Se levantó casi de noche y, mientras se vestía, pudo escuchar cómo su madre preparaba el desayuno. Comió pan en silencio y luego, con la mejilla apoyada contra su pelo, mientras la besaba, supo que aquella separación sería tan larga y dura como la muerte, puesto que su madre no sabía escribir. Ya en el camino se dio la vuelta y vio los postigos cerrados de su habitación. La calle empinada lo llevó hacia la panadería donde su hermano mayor horneaba el pan para todo el pueblo. Desde la muerte de su padre se había hecho cargo del local, que no daba casi ni para comer. El olor le dio el aroma de la despedida, pero no entró a decirle adiós a su hermano.
La noche anterior casi no había dormido. Por primera vez había tenido a su novia Anastazja entre los brazos, se habían dado cita detrás de la tahona, aprovechando el silencio del pueblo para abrazarse. Allí le prometió que la mandaría a llamar, y ella le dijo que sería su esposa; allí también le juró que nunca besaría a otra mujer.
No se olvida un olor, como no se olvida un tacto, no se olvida tampoco la última visión de las cosas, y esa memoria dolorosa protagoniza durante muchos años los sueños del emigrante. Sentado en el puente del barco, o mirando al mar, o intentando reconocer las constelaciones, repasaba las últimas escenas grabadas en su memoria. Casi puede dibujar a Ruth abrazando a su hermana Anastazja, ayudándola a tumbarse, llorosa, entre unas sábanas que él jamás compartió, separándole del rostro los largos mechones rubios y secándole las lágrimas. Piensa también en la soledad de Ruth cuando él consiga trabajo y Anastazja se reúna con él en América, imagina a su madre cenando sola, la mesa con sus libros, imagina, por fin, el pueblo entero sin él.
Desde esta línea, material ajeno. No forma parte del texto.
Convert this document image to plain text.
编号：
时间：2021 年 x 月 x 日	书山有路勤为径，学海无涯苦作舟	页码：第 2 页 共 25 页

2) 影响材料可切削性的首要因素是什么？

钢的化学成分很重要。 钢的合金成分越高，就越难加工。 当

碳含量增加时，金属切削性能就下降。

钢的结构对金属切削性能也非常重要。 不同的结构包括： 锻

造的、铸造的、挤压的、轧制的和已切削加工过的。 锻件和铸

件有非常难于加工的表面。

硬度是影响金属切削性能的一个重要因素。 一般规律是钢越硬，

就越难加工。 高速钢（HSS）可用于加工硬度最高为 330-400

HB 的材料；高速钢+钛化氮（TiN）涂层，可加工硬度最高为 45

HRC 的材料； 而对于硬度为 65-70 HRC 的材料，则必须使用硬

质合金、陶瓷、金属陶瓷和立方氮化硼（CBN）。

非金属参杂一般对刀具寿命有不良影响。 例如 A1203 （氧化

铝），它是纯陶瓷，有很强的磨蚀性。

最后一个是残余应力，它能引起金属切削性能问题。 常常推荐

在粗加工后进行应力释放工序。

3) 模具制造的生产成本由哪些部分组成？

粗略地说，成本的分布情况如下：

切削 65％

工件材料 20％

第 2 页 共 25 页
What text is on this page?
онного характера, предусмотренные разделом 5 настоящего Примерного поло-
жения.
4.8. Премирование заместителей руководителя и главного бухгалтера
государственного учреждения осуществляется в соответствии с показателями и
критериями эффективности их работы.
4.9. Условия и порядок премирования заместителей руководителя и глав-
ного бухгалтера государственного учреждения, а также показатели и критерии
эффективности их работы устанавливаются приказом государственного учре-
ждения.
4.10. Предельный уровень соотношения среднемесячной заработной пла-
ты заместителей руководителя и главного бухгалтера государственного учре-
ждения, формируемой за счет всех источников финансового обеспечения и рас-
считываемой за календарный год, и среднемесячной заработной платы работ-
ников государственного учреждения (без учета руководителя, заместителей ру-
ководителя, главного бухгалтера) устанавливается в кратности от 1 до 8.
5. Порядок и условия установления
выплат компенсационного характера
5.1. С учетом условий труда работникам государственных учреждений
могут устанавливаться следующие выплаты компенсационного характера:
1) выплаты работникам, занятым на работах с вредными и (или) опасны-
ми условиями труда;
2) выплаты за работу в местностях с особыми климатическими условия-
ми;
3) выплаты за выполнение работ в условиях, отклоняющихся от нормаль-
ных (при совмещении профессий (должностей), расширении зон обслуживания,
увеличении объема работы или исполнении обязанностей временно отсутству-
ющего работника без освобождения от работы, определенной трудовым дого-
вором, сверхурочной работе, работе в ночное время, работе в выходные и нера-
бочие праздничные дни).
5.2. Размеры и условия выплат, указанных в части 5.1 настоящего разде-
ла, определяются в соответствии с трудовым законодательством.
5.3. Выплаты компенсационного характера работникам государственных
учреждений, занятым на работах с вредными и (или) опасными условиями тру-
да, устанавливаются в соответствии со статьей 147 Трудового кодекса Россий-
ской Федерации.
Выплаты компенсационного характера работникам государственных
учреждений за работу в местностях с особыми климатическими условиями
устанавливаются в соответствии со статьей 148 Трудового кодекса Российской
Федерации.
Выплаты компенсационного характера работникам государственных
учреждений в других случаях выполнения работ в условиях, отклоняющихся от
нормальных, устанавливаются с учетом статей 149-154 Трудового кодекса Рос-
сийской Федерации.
Por las noches sueña con Anastazja y con América. América, y la Estatua de la Libertad con su antorcha en la mano, América, y los altos edificios, las calles asfaltadas, el afán de los vehículos, los hombres trajeados. América, el idioma incomprensible, los vecinos desconocidos, el encuentro con el hermano de su padre, el trabajo en su panadería, la búsqueda de una cama y de una mesa donde colocar la manta que le había regalado su madre y el retrato de la muchacha. Nadie en la embarcación habla yiddish o polaco, de modo que Jan solo puede comunicarse a través de gestos y de un aprendizaje rudimentario del baile. El viaje le parece monótono, desmesurado el tiempo que tardan en cruzar el océano Atlántico. Para matar el aburrimiento, vuelve a Anastazja, al tacto tibio de su cuerpo, a su imagen en la ventana. Luego relee la última postal de su tío: «Verás la Estatua de la Libertad plantada sobre el río Hudson. Luego sonará la sirena del barco. Bajarás al muelle y te reconoceré».
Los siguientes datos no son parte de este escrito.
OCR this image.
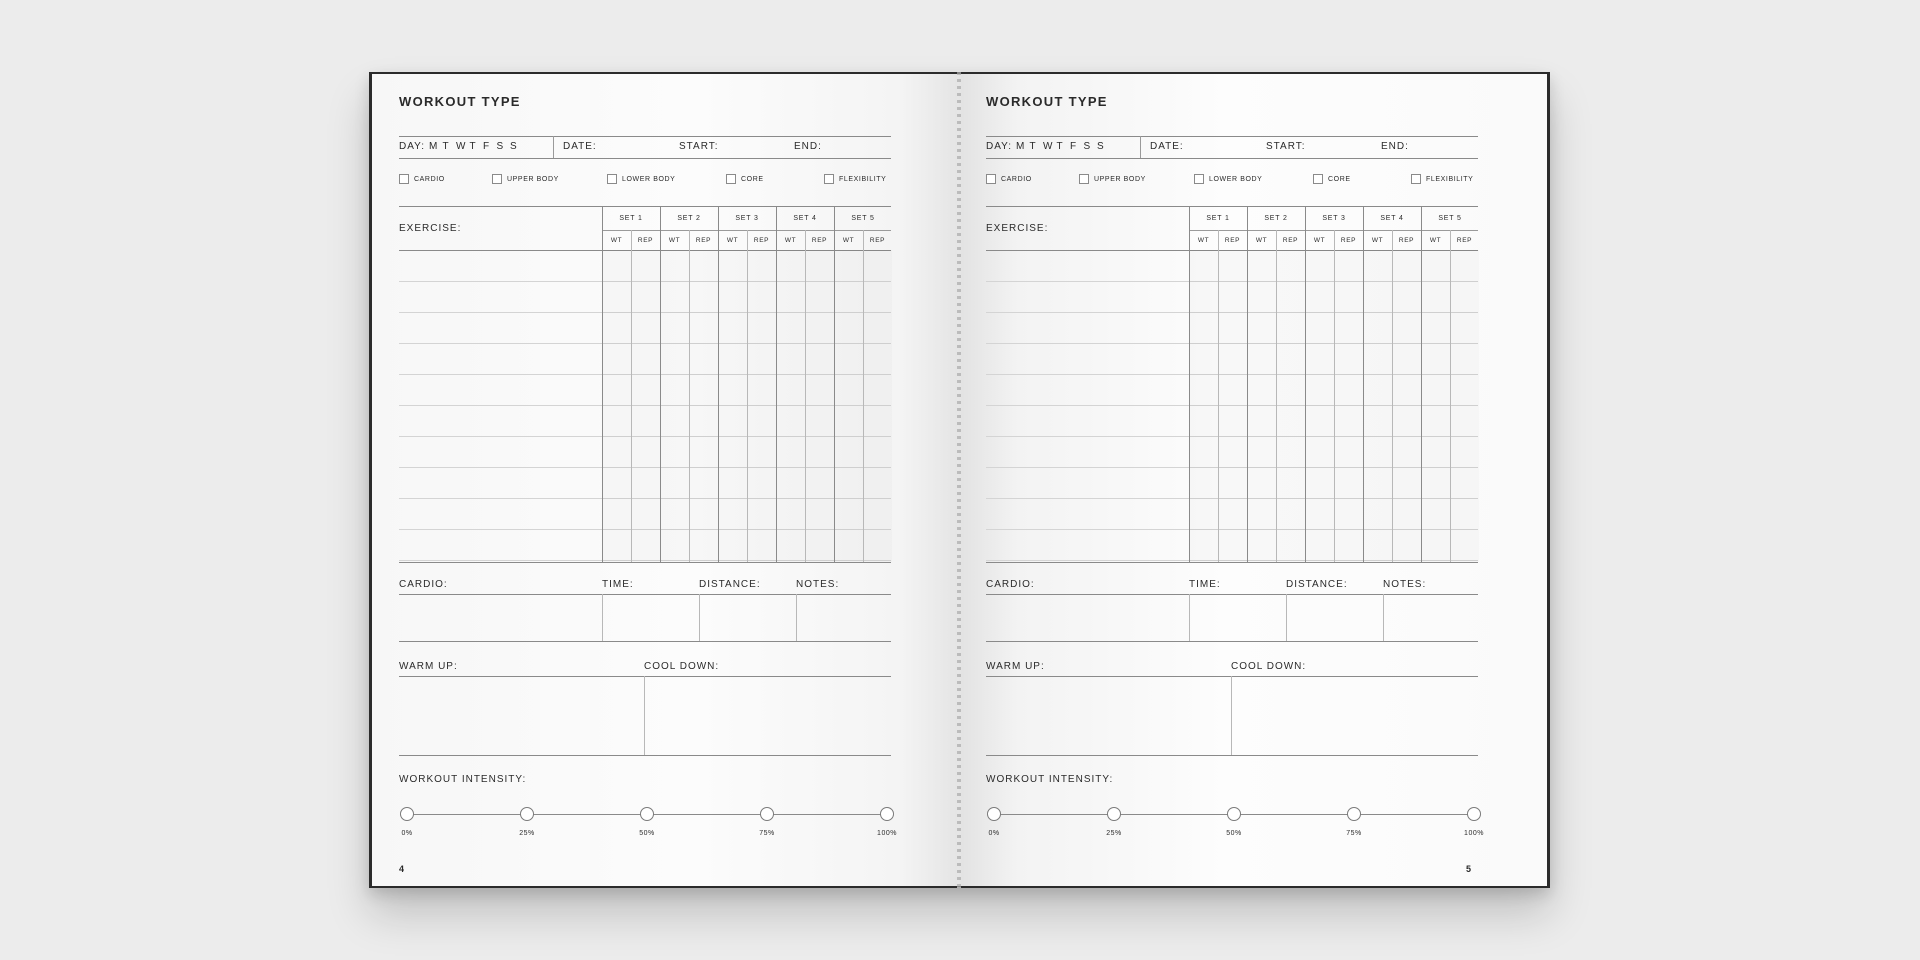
WORKOUT TYPE
DAY: M T W T F S S	DATE:	START:	END:
CARDIO	UPPER BODY	LOWER BODY	CORE	FLEXIBILITY
EXERCISE:
SET 1
WT	REP
SET 2
WT	REP
SET 3
WT	REP
SET 4
WT	REP
SET 5
WT	REP
CARDIO:	TIME:	DISTANCE:	NOTES:
WARM UP:	COOL DOWN:
WORKOUT INTENSITY:
0%	25%	50%	75%	100%
4
WORKOUT TYPE
DAY: M T W T F S S	DATE:	START:	END:
CARDIO	UPPER BODY	LOWER BODY	CORE	FLEXIBILITY
EXERCISE:
SET 1
WT	REP
SET 2
WT	REP
SET 3
WT	REP
SET 4
WT	REP
SET 5
WT	REP
CARDIO:	TIME:	DISTANCE:	NOTES:
WARM UP:	COOL DOWN:
WORKOUT INTENSITY:
0%	25%	50%	75%	100%
5
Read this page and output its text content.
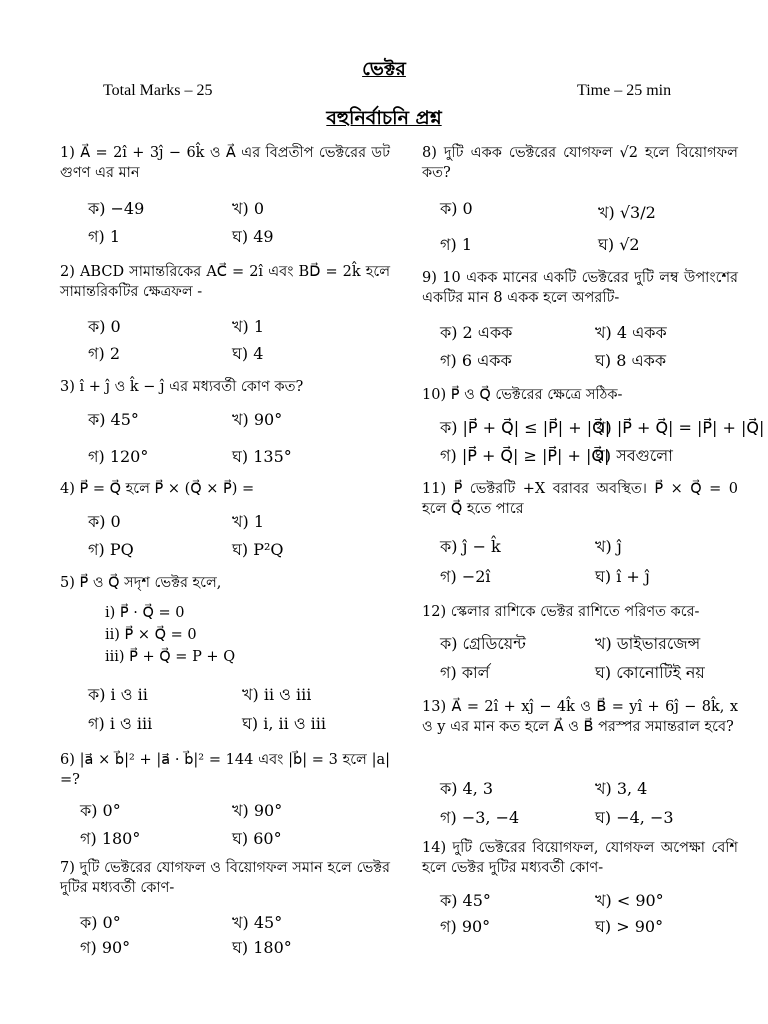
ভেক্টর
Total Marks – 25	Time – 25 min
বহুনির্বাচনি প্রশ্ন
1) A⃗ = 2î + 3ĵ − 6k̂ ও A⃗ এর বিপ্রতীপ ভেক্টরের ডট গুণণ এর মান
ক) −49	খ) 0
গ) 1	ঘ) 49
2) ABCD সামান্তরিকের AC⃗ = 2î এবং BD⃗ = 2k̂ হলে সামান্তরিকটির ক্ষেত্রফল -
ক) 0	খ) 1
গ) 2	ঘ) 4
3) î + ĵ ও k̂ − ĵ এর মধ্যবর্তী কোণ কত?
ক) 45°	খ) 90°
গ) 120°	ঘ) 135°
4) P⃗ = Q⃗ হলে P⃗ × (Q⃗ × P⃗) =
ক) 0	খ) 1
গ) PQ	ঘ) P²Q
5) P⃗ ও Q⃗ সদৃশ ভেক্টর হলে,
i) P⃗ · Q⃗ = 0
ii) P⃗ × Q⃗ = 0
iii) P⃗ + Q⃗ = P + Q
ক) i ও ii	খ) ii ও iii
গ) i ও iii	ঘ) i, ii ও iii
6) |a⃗ × b⃗|² + |a⃗ · b⃗|² = 144 এবং |b⃗| = 3 হলে |a| =?
ক) 0°	খ) 90°
গ) 180°	ঘ) 60°
7) দুটি ভেক্টরের যোগফল ও বিয়োগফল সমান হলে ভেক্টর দুটির মধ্যবর্তী কোণ-
ক) 0°	খ) 45°
গ) 90°	ঘ) 180°
8) দুটি একক ভেক্টরের যোগফল √2 হলে বিয়োগফল কত?
ক) 0	খ) √3/2
গ) 1	ঘ) √2
9) 10 একক মানের একটি ভেক্টরের দুটি লম্ব উপাংশের একটির মান 8 একক হলে অপরটি-
ক) 2 একক	খ) 4 একক
গ) 6 একক	ঘ) 8 একক
10) P⃗ ও Q⃗ ভেক্টরের ক্ষেত্রে সঠিক-
ক) |P⃗ + Q⃗| ≤ |P⃗| + |Q⃗|
খ) |P⃗ + Q⃗| = |P⃗| + |Q⃗|
গ) |P⃗ + Q⃗| ≥ |P⃗| + |Q⃗|
ঘ) সবগুলো
11) P⃗ ভেক্টরটি +X বরাবর অবস্থিত। P⃗ × Q⃗ = 0 হলে Q⃗ হতে পারে
ক) ĵ − k̂	খ) ĵ
গ) −2î	ঘ) î + ĵ
12) স্কেলার রাশিকে ভেক্টর রাশিতে পরিণত করে-
ক) গ্রেডিয়েন্ট	খ) ডাইভারজেন্স
গ) কার্ল	ঘ) কোনোটিই নয়
13) A⃗ = 2î + xĵ − 4k̂ ও B⃗ = yî + 6ĵ − 8k̂, x ও y এর মান কত হলে A⃗ ও B⃗ পরস্পর সমান্তরাল হবে?
ক) 4, 3	খ) 3, 4
গ) −3, −4	ঘ) −4, −3
14) দুটি ভেক্টরের বিয়োগফল, যোগফল অপেক্ষা বেশি হলে ভেক্টর দুটির মধ্যবর্তী কোণ-
ক) 45°	খ) < 90°
গ) 90°	ঘ) > 90°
Una mañana, suena la sirena. El barco enciende las luces y comienza a rodear un amplio estuario más grande que todos los campos de cebada que jamás haya visto; se acerca a un puerto donde dormitan orgullosos transatlánticos y laboriosos cargueros. Con el aire del amanecer dándole en la cara, comienza su ansiedad. Pero allí no hay estatua, ni río Hudson, ni ciudad con rascacielos al fondo, solo un cartel inmenso e incomprensible, un gigantesco puente de hierro, un paisaje plano como el mar, un amanecer sangriento, un muelle alborozado en el que la gente se abraza. Solo, con su maleta, siente ansiedad, luego indecisión, por fin un cansancio terrible que llena de somnolencia las horas de espera y, cuando el muelle se queda desierto, acepta su destino y comienza a andar. Tardará mucho aún en comprender que viajar a América puede querer decir llegar a Nueva York, pero también llegar a Buenos Aires.